If $(X,d)$ be a compact metric space then, arbitrary intersection of compact subsets is compact.
Is it true if $(X,d)$ is a metric space, but not compact?
There is similar type of questions already have been asked before, but those are from real-analysis where any closed and bounded set is compact. But in metric space closed and bounded set may not be compact. Hence this question is different from previously asked questions.

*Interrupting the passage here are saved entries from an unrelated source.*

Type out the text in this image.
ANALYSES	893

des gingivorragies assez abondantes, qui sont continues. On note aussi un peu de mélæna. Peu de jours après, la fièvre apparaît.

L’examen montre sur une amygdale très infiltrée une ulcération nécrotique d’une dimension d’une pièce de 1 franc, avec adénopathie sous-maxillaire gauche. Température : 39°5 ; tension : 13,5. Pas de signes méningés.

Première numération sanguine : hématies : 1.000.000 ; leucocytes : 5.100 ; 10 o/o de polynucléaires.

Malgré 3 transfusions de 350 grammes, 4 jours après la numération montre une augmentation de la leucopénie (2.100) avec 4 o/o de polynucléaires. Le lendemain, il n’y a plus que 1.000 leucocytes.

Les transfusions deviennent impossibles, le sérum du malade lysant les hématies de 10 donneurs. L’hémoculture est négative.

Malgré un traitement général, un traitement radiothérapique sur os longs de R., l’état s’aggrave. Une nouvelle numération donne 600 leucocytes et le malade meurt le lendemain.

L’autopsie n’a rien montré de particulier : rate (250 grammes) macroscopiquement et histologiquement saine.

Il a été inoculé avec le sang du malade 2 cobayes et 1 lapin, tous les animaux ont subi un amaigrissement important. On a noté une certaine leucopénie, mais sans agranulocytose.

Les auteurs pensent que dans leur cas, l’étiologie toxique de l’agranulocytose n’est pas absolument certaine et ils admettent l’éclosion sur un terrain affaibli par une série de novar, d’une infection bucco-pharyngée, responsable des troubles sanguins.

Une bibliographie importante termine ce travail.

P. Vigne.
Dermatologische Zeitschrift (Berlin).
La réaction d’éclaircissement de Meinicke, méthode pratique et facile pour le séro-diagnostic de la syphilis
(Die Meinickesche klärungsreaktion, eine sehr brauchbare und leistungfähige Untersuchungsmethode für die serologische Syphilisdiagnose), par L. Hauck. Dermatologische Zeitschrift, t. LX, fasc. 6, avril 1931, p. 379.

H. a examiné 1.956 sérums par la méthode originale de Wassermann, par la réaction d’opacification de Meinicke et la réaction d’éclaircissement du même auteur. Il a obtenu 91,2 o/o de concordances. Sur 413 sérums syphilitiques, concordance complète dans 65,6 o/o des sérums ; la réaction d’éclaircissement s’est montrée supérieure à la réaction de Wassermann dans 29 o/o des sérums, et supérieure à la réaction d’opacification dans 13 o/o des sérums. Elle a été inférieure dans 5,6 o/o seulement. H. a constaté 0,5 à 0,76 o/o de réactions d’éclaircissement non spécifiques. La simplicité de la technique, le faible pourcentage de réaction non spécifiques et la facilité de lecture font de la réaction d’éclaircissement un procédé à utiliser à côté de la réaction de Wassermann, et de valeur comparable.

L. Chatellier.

Let $(X,d)$ be a metric space and $\{C_i\}_{i\in I}$ be some collection of compact subsets of $(X,d)$ . Let $\alpha\in I$ be fixed and consider the collection $\{C_i\cap C_{\alpha}\}_{i\in I}$ of subsets of $C_{\alpha}$ . Note that for each $i\in I$ we have $C_i\cap C_{\alpha}$ is a closed subset of the compact set $C_{\alpha}$.Therefore $\bigcap_{i\in I} C_i=\bigcap_{i\in I} (C_i\cap C_{\alpha})$ is also a closed subset of $C_{\alpha}$ being arbitrary intersection of closed subsets. But closed subset of compact set is compact , hence $\bigcap_{i\in I} C_i$ is compact subset of $(X,d)$ . Note that compactness is not relative property.